The impact of antidepressants on seizure frequency and depressive and anxiety disorders of patients with epilepsy: Is it worth investigating?

PURPOSE: Depression and anxiety disorders in patients with epilepsy (PWE) remain under-recognized and under-treated, despite being the most common psychiatric co-morbidities. Selective serotonin re-uptake inhibitors (SSRIs) and serotonin-norepinephrine reuptake inhibitors (SNRIs) are considered first-line treatment for primary depression and anxiety disorders. We performed this study to investigate if SSRIs and SNRIs could affect the seizure frequency of PWE and to assess whether such effect is independent of the response of the mood and anxiety disorders to these drugs.
METHODS: This was a retrospective study of 100 consecutive PWE who were started on an SSRI or SNRI for the treatment of a depressive and/or anxiety disorder. Every patient underwent a psychiatric evaluation by one of the investigators using a semi-structured interview who also managed the pharmacologic treatment in all the patients. Patients were excluded if they had a diagnosis of psychogenic non-epileptic seizures or if they had undergone epilepsy surgery or the implant of the vagal nerve stimulator six months before and after the start of the antidepressant therapy. The final analysis was conducted in 84 patients. For each type of seizure, an average and maximal monthly seizure frequency during the six months preceding and following the start of psychotropic drugs was extracted from the medical records. We identified the number of patients whose seizure frequency during treatment with antidepressants: (i) shifted from a <1/month to a ≥1 seizure/month and vice-versa, (ii) increased beyond maximal/monthly baseline frequency, and (iii) patients who developed de-novo generalized tonic-clonic (GTC) seizures.

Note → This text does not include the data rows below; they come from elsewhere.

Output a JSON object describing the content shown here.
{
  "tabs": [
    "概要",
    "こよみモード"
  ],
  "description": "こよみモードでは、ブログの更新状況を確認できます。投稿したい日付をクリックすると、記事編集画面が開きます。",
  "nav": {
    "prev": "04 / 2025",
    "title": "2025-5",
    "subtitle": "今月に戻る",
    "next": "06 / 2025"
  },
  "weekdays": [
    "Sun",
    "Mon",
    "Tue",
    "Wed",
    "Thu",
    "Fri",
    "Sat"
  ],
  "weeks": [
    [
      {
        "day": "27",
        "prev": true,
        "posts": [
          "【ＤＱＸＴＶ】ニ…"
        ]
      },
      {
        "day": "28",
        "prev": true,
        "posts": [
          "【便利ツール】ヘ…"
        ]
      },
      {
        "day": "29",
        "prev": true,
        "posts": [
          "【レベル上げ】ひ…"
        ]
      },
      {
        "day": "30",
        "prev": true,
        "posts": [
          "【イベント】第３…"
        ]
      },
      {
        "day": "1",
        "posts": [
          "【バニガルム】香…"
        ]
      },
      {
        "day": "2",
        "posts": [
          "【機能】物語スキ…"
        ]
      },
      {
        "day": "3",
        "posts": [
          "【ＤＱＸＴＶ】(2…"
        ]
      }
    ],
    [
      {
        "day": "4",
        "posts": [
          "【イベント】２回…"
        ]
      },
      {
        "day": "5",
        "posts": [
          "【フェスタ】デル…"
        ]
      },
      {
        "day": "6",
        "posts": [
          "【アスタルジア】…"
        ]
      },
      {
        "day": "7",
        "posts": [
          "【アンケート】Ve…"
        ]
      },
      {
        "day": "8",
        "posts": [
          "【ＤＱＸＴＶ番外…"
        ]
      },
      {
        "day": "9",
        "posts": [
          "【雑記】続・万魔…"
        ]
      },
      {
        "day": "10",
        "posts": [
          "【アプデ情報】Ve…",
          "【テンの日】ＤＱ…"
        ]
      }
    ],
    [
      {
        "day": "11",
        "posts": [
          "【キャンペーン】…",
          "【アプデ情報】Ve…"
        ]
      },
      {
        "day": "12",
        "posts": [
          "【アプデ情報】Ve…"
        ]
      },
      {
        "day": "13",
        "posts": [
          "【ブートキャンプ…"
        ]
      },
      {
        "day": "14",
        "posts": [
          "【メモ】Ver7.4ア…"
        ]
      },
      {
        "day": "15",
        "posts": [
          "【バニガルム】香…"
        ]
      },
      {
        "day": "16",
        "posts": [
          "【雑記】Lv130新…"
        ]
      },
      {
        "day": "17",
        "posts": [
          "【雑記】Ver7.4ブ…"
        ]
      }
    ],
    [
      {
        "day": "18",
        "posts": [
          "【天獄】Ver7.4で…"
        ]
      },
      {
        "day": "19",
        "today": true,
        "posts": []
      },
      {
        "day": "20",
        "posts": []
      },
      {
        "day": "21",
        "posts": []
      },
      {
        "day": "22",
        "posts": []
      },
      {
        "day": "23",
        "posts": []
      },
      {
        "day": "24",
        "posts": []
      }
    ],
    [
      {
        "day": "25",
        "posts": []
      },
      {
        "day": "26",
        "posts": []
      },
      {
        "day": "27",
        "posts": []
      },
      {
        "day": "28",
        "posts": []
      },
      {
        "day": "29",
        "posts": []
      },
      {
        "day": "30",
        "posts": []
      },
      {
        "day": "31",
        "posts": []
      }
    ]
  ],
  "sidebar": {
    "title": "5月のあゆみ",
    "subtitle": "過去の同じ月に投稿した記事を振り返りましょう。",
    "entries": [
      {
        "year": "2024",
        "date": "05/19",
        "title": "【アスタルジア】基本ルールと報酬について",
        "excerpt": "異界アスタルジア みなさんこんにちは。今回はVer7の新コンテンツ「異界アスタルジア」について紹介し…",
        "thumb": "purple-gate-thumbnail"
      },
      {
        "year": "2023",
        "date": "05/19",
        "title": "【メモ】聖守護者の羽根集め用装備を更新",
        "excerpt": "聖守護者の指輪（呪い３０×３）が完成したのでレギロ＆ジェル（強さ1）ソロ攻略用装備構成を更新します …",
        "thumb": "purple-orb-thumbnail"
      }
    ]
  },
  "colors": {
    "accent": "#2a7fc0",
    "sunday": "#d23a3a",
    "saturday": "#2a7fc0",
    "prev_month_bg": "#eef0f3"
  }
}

RESULTS: None of the patients with a baseline seizure frequency <1seizure/month went on to have ≥1seizure/month after initiating treatment with antidepressants, had an increase in frequency beyond baseline maximal counts or developed de-novo-GTC seizures. Furthermore, there was no seizure recurrence among patients that had been seizure-free. Among the patients with a baseline seizure frequency ≥1/month, 27.5% had a reduction in seizure frequency to <1/month, which suggested a positive effect of SSRI/SNRI on seizure frequency (p=0.001, McNemar test). Among the patients with a baseline seizure frequency ≥1seizure/month, 48% exhibited a >50% reduction in seizure frequency after the start of treatment with SSRIs or SNRIs. A therapeutic response to SSRIs and SNRIs was found in 73% of patients. The change in seizure frequency was independent of the improvement in psychiatric symptomatology.
CONCLUSION: In this retrospective observational study, SSRIs or SNRIs did not appear to worsen seizure frequency. Also, in patients with frequent seizures, SSRIs and SNRIs may be associated with a possible decrease in seizure frequency. Furthermore, these drugs appear to yield good therapeutic response of psychiatric symptoms independently of seizure frequency. It is pivotal to replicate these data in prospective, double-blind, placebo-controlled trials.